Pero más que cualquier otra virtud, donde destaca un excelente dominio de los diálogos y una audacia para describir los ambientes que arropan estas historias, junto al cuidadoso trabajo del lenguaje que otorgan al libro valores añadidos al de una desbordante imaginación, estos cuentos son creíbles. Fundamentalmente porque están relatados desde la pasión con que cada personaje enfrenta su historia. Una pasión desbordante por igual, pese a la variedad de nacionalidades y edades de quienes las cuentan. Quizás por esa exaltación que asume las riendas de todos los relatos hay episodios, instantes, historias, personajes, conflictos, conmovedores a lo largo de todo el libro.
Motivaciones personales, recuerdos del pasado, disyuntivas éticas, problemas sociales y familiares, conflictos en las relaciones humanas, son tratados en este libro de cuentos con una ajustada técnica narrativa en la cual los planos temporales y los diálogos se superponen para multiplicar los ángulos de visión sobre situaciones aparentemente sencillas y domésticas. Logrando una trascendencia en cada uno de los relatos, pese a la sobriedad con que están relatados, por su prosa fluida y concisa, no exenta de ingenios, donde se privilegian las angustias, alegrías, desatinos y conquistas del Hombre. Logrando hacer de historias un relevante testimonio de la grandeza del ser humano por alcanzar lo que con sencillez llamamos felicidad.

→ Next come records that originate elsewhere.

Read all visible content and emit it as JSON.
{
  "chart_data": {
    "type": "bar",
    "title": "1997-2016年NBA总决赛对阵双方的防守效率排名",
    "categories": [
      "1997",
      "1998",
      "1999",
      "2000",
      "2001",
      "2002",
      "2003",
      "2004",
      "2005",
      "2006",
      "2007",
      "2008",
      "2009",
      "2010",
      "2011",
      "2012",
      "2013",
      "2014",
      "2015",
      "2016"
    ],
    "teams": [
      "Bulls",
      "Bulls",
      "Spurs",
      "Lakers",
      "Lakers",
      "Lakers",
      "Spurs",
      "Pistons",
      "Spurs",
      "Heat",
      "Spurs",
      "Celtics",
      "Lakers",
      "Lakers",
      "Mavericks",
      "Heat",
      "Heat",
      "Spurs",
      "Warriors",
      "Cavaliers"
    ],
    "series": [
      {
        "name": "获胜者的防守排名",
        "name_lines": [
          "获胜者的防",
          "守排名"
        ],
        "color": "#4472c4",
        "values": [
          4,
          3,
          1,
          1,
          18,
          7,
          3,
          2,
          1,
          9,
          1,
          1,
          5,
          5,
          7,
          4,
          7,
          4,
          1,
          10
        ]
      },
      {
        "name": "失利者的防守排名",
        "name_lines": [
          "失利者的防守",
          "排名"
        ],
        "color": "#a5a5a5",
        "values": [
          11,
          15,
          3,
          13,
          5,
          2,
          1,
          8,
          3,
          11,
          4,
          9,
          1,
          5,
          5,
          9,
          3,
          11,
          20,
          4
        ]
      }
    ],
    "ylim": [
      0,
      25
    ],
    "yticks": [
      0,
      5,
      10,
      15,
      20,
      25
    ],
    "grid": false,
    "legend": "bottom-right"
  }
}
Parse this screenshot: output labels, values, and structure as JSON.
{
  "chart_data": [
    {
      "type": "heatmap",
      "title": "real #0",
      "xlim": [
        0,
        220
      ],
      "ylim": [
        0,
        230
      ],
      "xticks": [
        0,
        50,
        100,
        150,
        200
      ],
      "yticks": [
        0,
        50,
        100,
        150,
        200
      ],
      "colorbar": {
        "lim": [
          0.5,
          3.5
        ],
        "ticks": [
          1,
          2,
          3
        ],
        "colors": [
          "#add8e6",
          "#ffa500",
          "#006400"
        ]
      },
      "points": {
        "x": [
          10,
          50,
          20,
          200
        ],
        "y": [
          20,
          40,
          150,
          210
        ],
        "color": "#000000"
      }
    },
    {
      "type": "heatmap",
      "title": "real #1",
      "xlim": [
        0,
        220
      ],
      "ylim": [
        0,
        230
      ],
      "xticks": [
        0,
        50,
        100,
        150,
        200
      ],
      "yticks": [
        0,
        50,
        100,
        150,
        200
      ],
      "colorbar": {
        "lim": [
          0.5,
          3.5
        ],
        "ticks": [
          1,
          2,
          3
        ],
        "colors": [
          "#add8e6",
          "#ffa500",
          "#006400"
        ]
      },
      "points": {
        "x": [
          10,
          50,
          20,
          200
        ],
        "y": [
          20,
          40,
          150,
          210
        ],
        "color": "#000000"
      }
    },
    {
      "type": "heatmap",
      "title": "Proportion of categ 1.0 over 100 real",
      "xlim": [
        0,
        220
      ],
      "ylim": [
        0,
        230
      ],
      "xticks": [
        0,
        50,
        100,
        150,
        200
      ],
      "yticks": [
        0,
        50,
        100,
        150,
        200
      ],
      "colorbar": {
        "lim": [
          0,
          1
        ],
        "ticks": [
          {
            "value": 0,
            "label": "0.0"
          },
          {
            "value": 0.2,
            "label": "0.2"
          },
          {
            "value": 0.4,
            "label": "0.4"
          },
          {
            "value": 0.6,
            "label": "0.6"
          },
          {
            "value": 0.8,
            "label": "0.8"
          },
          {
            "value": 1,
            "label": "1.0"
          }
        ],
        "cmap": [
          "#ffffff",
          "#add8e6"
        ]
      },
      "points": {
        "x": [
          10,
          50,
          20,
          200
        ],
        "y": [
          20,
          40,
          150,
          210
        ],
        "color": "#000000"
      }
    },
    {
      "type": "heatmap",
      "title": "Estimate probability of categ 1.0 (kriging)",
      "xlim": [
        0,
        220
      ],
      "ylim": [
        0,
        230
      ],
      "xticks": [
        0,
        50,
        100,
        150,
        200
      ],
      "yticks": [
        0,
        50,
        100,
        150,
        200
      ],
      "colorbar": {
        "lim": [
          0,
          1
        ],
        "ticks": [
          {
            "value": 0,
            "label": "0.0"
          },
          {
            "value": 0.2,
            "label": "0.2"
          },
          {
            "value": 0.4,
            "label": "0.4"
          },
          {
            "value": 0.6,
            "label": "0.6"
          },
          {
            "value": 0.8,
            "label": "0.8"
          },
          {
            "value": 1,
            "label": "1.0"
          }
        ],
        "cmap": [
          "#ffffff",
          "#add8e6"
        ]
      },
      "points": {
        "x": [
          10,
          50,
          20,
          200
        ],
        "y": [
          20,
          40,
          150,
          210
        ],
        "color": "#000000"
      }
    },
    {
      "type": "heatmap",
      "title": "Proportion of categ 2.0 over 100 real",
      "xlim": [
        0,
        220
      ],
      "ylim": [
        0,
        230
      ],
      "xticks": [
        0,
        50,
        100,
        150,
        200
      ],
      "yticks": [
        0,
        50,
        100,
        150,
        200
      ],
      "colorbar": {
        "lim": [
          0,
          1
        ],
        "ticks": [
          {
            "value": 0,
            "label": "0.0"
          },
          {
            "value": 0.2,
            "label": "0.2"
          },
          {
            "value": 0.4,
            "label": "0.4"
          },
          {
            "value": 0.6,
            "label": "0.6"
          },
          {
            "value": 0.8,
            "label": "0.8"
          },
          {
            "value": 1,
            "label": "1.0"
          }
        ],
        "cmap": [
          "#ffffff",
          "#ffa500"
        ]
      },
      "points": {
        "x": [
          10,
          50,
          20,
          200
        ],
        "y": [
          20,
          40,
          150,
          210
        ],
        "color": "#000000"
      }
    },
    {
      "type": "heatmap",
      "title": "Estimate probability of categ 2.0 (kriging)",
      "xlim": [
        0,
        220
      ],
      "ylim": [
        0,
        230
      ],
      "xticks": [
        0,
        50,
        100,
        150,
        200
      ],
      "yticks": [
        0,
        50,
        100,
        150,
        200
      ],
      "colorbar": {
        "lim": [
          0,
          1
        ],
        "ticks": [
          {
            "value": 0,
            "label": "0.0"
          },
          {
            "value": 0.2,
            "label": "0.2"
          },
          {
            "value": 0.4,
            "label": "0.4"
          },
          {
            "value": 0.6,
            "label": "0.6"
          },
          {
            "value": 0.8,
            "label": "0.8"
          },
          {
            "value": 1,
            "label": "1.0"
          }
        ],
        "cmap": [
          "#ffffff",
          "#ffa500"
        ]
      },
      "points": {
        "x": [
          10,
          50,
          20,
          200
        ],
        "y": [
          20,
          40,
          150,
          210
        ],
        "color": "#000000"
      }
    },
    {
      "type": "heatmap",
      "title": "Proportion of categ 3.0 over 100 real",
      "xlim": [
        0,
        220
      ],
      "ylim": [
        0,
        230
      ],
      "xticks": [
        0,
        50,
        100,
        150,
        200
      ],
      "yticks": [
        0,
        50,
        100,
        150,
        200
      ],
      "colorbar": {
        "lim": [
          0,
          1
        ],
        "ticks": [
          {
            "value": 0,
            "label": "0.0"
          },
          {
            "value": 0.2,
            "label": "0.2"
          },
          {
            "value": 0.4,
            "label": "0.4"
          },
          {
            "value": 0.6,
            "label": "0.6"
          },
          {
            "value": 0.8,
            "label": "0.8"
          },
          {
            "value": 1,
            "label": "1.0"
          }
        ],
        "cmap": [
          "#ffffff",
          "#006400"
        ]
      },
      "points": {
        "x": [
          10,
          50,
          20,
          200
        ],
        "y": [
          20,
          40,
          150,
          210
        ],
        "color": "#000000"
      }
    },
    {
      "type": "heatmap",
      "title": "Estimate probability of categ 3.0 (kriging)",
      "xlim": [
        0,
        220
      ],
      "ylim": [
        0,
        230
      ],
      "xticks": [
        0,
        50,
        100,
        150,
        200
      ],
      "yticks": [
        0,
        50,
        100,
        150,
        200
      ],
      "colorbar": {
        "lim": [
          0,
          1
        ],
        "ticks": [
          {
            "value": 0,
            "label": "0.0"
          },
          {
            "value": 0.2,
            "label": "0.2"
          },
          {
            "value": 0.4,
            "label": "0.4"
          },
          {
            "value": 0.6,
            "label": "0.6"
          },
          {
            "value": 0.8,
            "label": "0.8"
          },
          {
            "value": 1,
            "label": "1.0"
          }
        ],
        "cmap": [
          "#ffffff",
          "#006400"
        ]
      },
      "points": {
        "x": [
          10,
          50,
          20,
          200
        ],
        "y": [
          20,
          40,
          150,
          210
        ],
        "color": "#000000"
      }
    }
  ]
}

También será difícil que los lectores de este libro de cuentos de Galina Álvarez, no se encuentren al menos en uno de ellos. Sea por haber tenido la experiencia de ser exiliado, para los cuales conmoverá de manera especial el muy logrado Heavy Metal, o el Encuentro en Guardamar, o por haber vivido (como fue mi caso) algo muy parecido a una de las historias que aquí se cuentan, que bajo el nombre de Navidad secreta, describe una navidad en la Cuba que prohibía esta celebración.
Sea porque se ha tenido la experiencia de vivir otra cultura, o por ser hombre o mujer, anciano o adolescente, todos los que tengan la suerte de adquirir este libro de cuentos podrán contar con la certeza de que alguna de sus historias le pertenece.